Menos de duas semanas após o A Voz dos Praças revelar o caso do aluno de 10 anos brutalmente espancado por outras dez crianças no Colégio Militar Dom Pedro II, do CBMDF, um novo episódio de violência dentro da unidade faz pais e mães questionarem não apenas a segurança dos alunos, mas principalmente a maneira como o colégio vem tratando ocorrências graves envolvendo crianças.
Desta vez, a sequência dos fatos quase terminou em tragédia permanente. Na última quarta-feira (6/5), um aluno sofreu perfuração na córnea após ser atingido no olho por um lápis lançado por outro estudante dentro da escola.
O que veio depois é revoltante. Segundo relatos, em vez de acionar imediatamente os responsáveis ou encaminhar a criança para atendimento médico especializado, o colégio levou o menino para a enfermaria, realizou apenas lavagem com soro fisiológico e liberou o aluno sem qualquer comunicação formal aos pais.

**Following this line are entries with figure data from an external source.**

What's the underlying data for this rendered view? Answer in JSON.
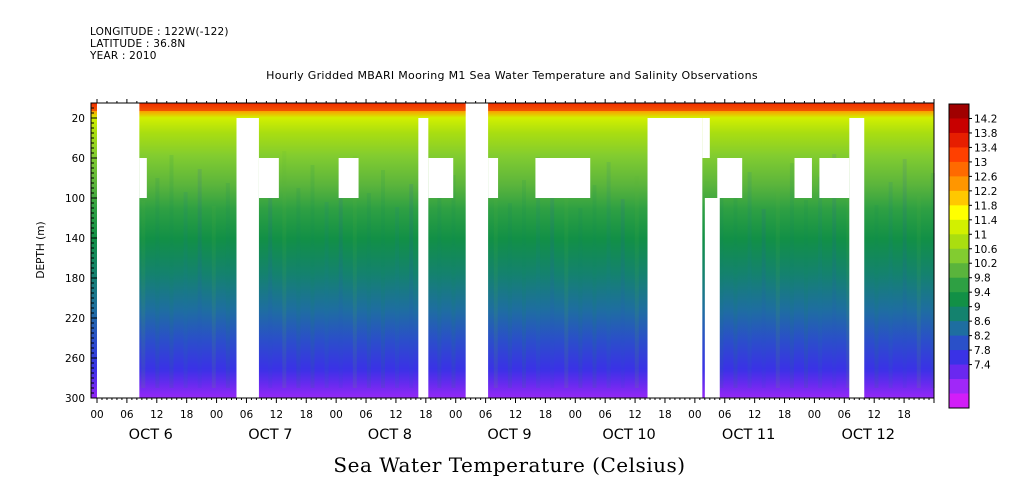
{
  "header": {
    "longitude": "LONGITUDE : 122W(-122)",
    "latitude": "LATITUDE : 36.8N",
    "year": "YEAR : 2010"
  },
  "title": "Hourly Gridded MBARI Mooring M1 Sea Water Temperature and Salinity Observations",
  "bottom_title": "Sea Water Temperature (Celsius)",
  "chart_data": {
    "type": "heatmap",
    "title": "Hourly Gridded MBARI Mooring M1 Sea Water Temperature and Salinity Observations",
    "ylabel": "DEPTH (m)",
    "xlabel": "",
    "ylim": [
      300,
      0
    ],
    "y_ticks": [
      20,
      60,
      100,
      140,
      180,
      220,
      260,
      300
    ],
    "x_hour_ticks": [
      "00",
      "06",
      "12",
      "18"
    ],
    "x_day_labels": [
      "OCT  6",
      "OCT  7",
      "OCT  8",
      "OCT  9",
      "OCT 10",
      "OCT 11",
      "OCT 12"
    ],
    "colorbar_label": "Sea Water Temperature (Celsius)",
    "colorbar_levels": [
      "14.2",
      "13.8",
      "13.4",
      "13",
      "12.6",
      "12.2",
      "11.8",
      "11.4",
      "11",
      "10.6",
      "10.2",
      "9.8",
      "9.4",
      "9",
      "8.6",
      "8.2",
      "7.8",
      "7.4"
    ],
    "colorbar_colors": [
      "#a00000",
      "#c80000",
      "#e61e00",
      "#ff4000",
      "#ff6a00",
      "#ff9600",
      "#ffc800",
      "#ffff00",
      "#d2f000",
      "#aade10",
      "#82cc30",
      "#5ab43c",
      "#2ea043",
      "#129046",
      "#14826e",
      "#1e6ea0",
      "#2a50c8",
      "#3a32e6",
      "#6a28f0",
      "#a028f8",
      "#d21ef8"
    ],
    "depth_temperature_profile": [
      {
        "depth": 10,
        "temperature": 13.0
      },
      {
        "depth": 20,
        "temperature": 12.2
      },
      {
        "depth": 40,
        "temperature": 11.2
      },
      {
        "depth": 60,
        "temperature": 10.5
      },
      {
        "depth": 80,
        "temperature": 10.1
      },
      {
        "depth": 100,
        "temperature": 9.9
      },
      {
        "depth": 140,
        "temperature": 9.5
      },
      {
        "depth": 180,
        "temperature": 9.0
      },
      {
        "depth": 220,
        "temperature": 8.6
      },
      {
        "depth": 260,
        "temperature": 8.2
      },
      {
        "depth": 300,
        "temperature": 7.8
      }
    ]
  }
}
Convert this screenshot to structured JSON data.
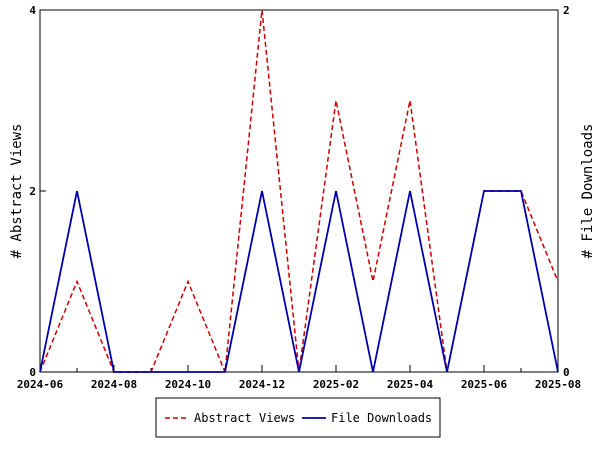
{
  "chart_data": {
    "type": "line",
    "title": "",
    "x": [
      "2024-06",
      "2024-07",
      "2024-08",
      "2024-09",
      "2024-10",
      "2024-11",
      "2024-12",
      "2025-01",
      "2025-02",
      "2025-03",
      "2025-04",
      "2025-05",
      "2025-06",
      "2025-07",
      "2025-08"
    ],
    "x_tick_labels": [
      "2024-06",
      "2024-08",
      "2024-10",
      "2024-12",
      "2025-02",
      "2025-04",
      "2025-06",
      "2025-08"
    ],
    "xlim": [
      "2024-06",
      "2025-08"
    ],
    "grid": false,
    "legend_placement": "bottom-center",
    "y_left": {
      "label": "# Abstract Views",
      "ylim": [
        0,
        4
      ],
      "ticks": [
        0,
        2,
        4
      ]
    },
    "y_right": {
      "label": "# File Downloads",
      "ylim": [
        0,
        2
      ],
      "ticks": [
        0,
        2
      ]
    },
    "series": [
      {
        "name": "Abstract Views",
        "axis": "left",
        "color": "#cc0000",
        "style": "dashed",
        "values": [
          0,
          1,
          0,
          0,
          1,
          0,
          4,
          0,
          3,
          1,
          3,
          0,
          2,
          2,
          1
        ]
      },
      {
        "name": "File Downloads",
        "axis": "right",
        "color": "#0000aa",
        "style": "solid",
        "values": [
          0,
          1,
          0,
          0,
          0,
          0,
          1,
          0,
          1,
          0,
          1,
          0,
          1,
          1,
          0
        ]
      }
    ]
  }
}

A omissão teria feito a criança permanecer por mais de 24 horas com dores intensas, perda de líquido ocular e risco de agravamento da lesão sem que a família sequer soubesse o que estava acontecendo. O diagnóstico só apareceu quando os próprios pais perceberam a situação e buscaram atendimento médico: uma perfuração de córnea de 2mm. O caso foi tão grave que o aluno precisou de cirurgia de emergência e levou dois pontos no globo ocular.
O desabafo, que circula nos grupos de WhatsApp da escola, é um grito de socorro contra o descaso:
"A escola foi negligente. Se uma unha quebra, os pais devem ser avisados, ainda mais um lápis no olho. Talvez se tivessem avisado no dia, não teria perdido líquido".
Enquanto o comando do tenente-coronel Carlos Henrique dos Santos parece mais preocupado em "abafar" as ocorrências para manter uma fachada de ordem, a realidade da escola é de violência e abandono.
A sucessão dos episódios começa a desmontar o discurso de normalidade sustentado pela instituição e faz crescer um questionamento inevitável entre pais e responsáveis: quantas crianças mais precisarão sair feridas, hospitalizadas ou mutiladas para que o CBMDF compreenda que disciplina sem segurança se transforma apenas em abandono institucional travestido de autoridade?
O outro lado
Até o fechamento desta edição, nem o CMDP II nem o CBMDF haviam se manifestado sobre o caso. O espaço permanece aberto para manifestações e esclarecimentos oficiais.